History Portrayed in Glass: Wesley Memorial Windows Available
The Wesley Memorial Windows are pictured at Simpsonwood Retreat Center. They are currently being professionally stored.
The North Georgia Conference has an art treasure to share: eleven historic stained glass windows.
The Conference's ten Wesley Memorial Windows and one Rose Window were made in England and originally installed in 1910 in the Wesley Memorial Church which stood at Auburn Avenue and Ivy Street in downtown Atlanta.
The church was home at the time to the Annual Conference offices. The windows were moved in 1967 to a new United Methodist Center on Ralph McGill Boulevard in Atlanta and again moved to the United Methodist Center at Simpsonwood Conference and Retreat Center.
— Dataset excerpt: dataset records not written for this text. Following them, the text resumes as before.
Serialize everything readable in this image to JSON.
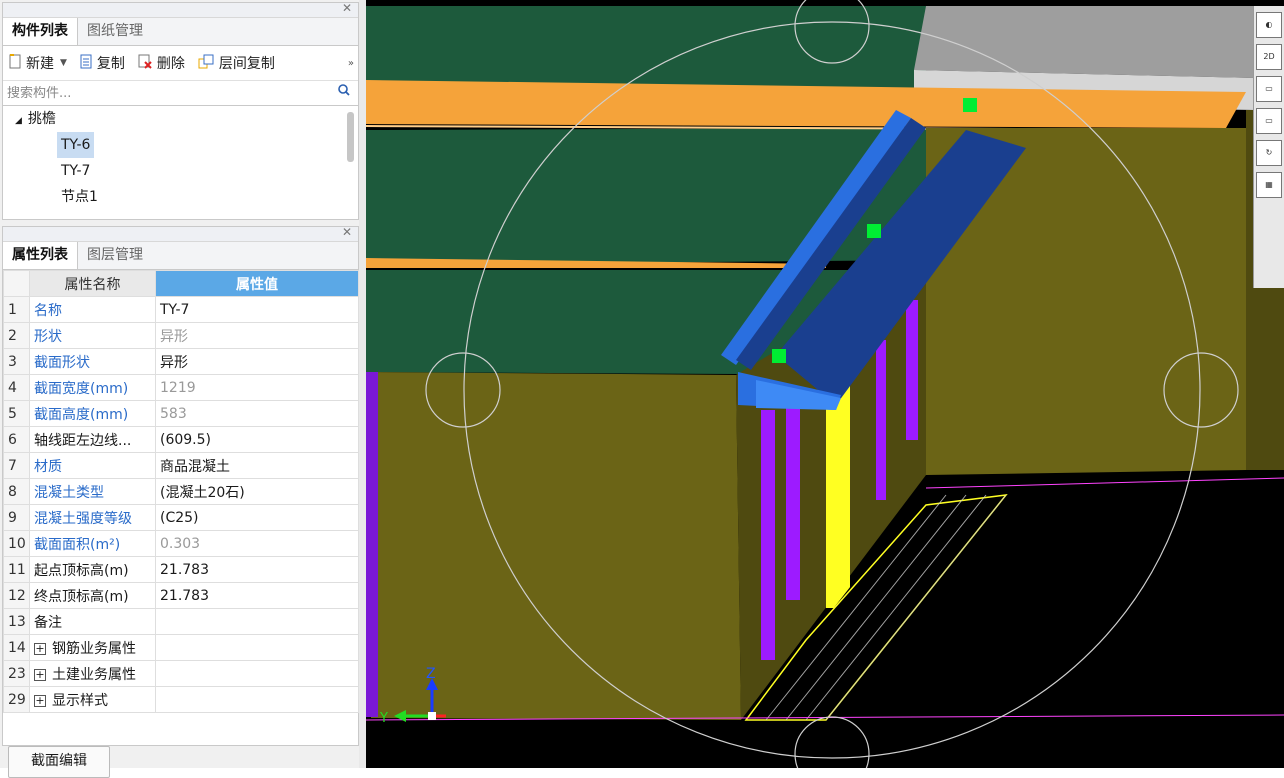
{
  "component_panel": {
    "tabs": [
      "构件列表",
      "图纸管理"
    ],
    "toolbar": {
      "new_label": "新建",
      "copy_label": "复制",
      "delete_label": "删除",
      "floor_copy_label": "层间复制"
    },
    "search_placeholder": "搜索构件...",
    "tree": {
      "root": "挑檐",
      "children": [
        "TY-6",
        "TY-7",
        "节点1"
      ],
      "selected": "TY-6"
    }
  },
  "property_panel": {
    "tabs": [
      "属性列表",
      "图层管理"
    ],
    "header": {
      "name": "属性名称",
      "value": "属性值"
    },
    "rows": [
      {
        "num": "1",
        "name": "名称",
        "value": "TY-7"
      },
      {
        "num": "2",
        "name": "形状",
        "value": "异形"
      },
      {
        "num": "3",
        "name": "截面形状",
        "value": "异形"
      },
      {
        "num": "4",
        "name": "截面宽度(mm)",
        "value": "1219"
      },
      {
        "num": "5",
        "name": "截面高度(mm)",
        "value": "583"
      },
      {
        "num": "6",
        "name": "轴线距左边线...",
        "value": "(609.5)"
      },
      {
        "num": "7",
        "name": "材质",
        "value": "商品混凝土"
      },
      {
        "num": "8",
        "name": "混凝土类型",
        "value": "(混凝土20石)"
      },
      {
        "num": "9",
        "name": "混凝土强度等级",
        "value": "(C25)"
      },
      {
        "num": "10",
        "name": "截面面积(m²)",
        "value": "0.303"
      },
      {
        "num": "11",
        "name": "起点顶标高(m)",
        "value": "21.783"
      },
      {
        "num": "12",
        "name": "终点顶标高(m)",
        "value": "21.783"
      },
      {
        "num": "13",
        "name": "备注",
        "value": ""
      },
      {
        "num": "14",
        "name": "钢筋业务属性",
        "value": ""
      },
      {
        "num": "23",
        "name": "土建业务属性",
        "value": ""
      },
      {
        "num": "29",
        "name": "显示样式",
        "value": ""
      }
    ],
    "section_edit_button": "截面编辑"
  },
  "viewport": {
    "axis_z": "Z",
    "axis_y": "Y",
    "view_2d_label": "2D",
    "colors": {
      "beam": "#1a3f8f",
      "wall": "#6b6416",
      "slab": "#1d5a3c",
      "band": "#f5a33a"
    }
  }
}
With the sale of Simpsonwood in 2016, the windows were professional removed and stored.
Upon great consideration, the North Georgia Conference is offering these windows for use by a United Methodist Church or United Methodist agency in the denomination that is undergoing a building project that would appropriately accommodate the windows.
It is a requirement that the 11 windows remain as a set.
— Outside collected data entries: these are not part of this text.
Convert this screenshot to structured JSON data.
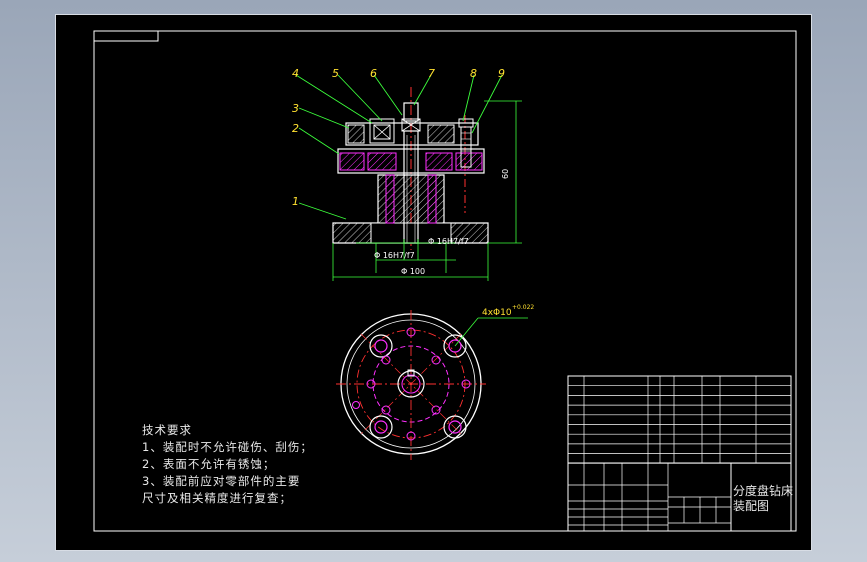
{
  "balloons": [
    "1",
    "2",
    "3",
    "4",
    "5",
    "6",
    "7",
    "8",
    "9"
  ],
  "dimensions": {
    "height": "60",
    "d1": "Φ 16H7/f7",
    "d2": "Φ 16H7/f7",
    "d3": "Φ 100",
    "holes": "4xΦ10",
    "holes_tol": "+0.022"
  },
  "notes": {
    "heading": "技术要求",
    "lines": [
      "1、装配时不允许碰伤、刮伤；",
      "2、表面不允许有锈蚀；",
      "3、装配前应对零部件的主要",
      "尺寸及相关精度进行复查；"
    ]
  },
  "title_block": {
    "name_line1": "分度盘钻床",
    "name_line2": "装配图"
  },
  "colors": {
    "frame": "#ffffff",
    "part": "#ffffff",
    "section": "#ff30ff",
    "center": "#ff3030",
    "dimension": "#3cff3c",
    "balloon": "#ffe030"
  }
}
The majority of the windows tell the story of Methodism including images of the Rectory at Epworth, John Wesley in Georgia, the ordination of Thomas Coke, the Christmas Conference in 1784, and Charles Wesley with pen in hand. Two windows tell stories from Christian history ranging from Saul on the road to Damascus, Martin Luther nailing his Ninety-Five Theses to the door, and John Wycliffe translating the bible.
The windows measure 4 feet by 17 feet each and the rose window is 4 feet in diameter. Each of the 10 tall windows includes a small top and bottom panel and a large upper, center and lower panel.
It is recommended that the windows be fully restored prior to any future reinstallation.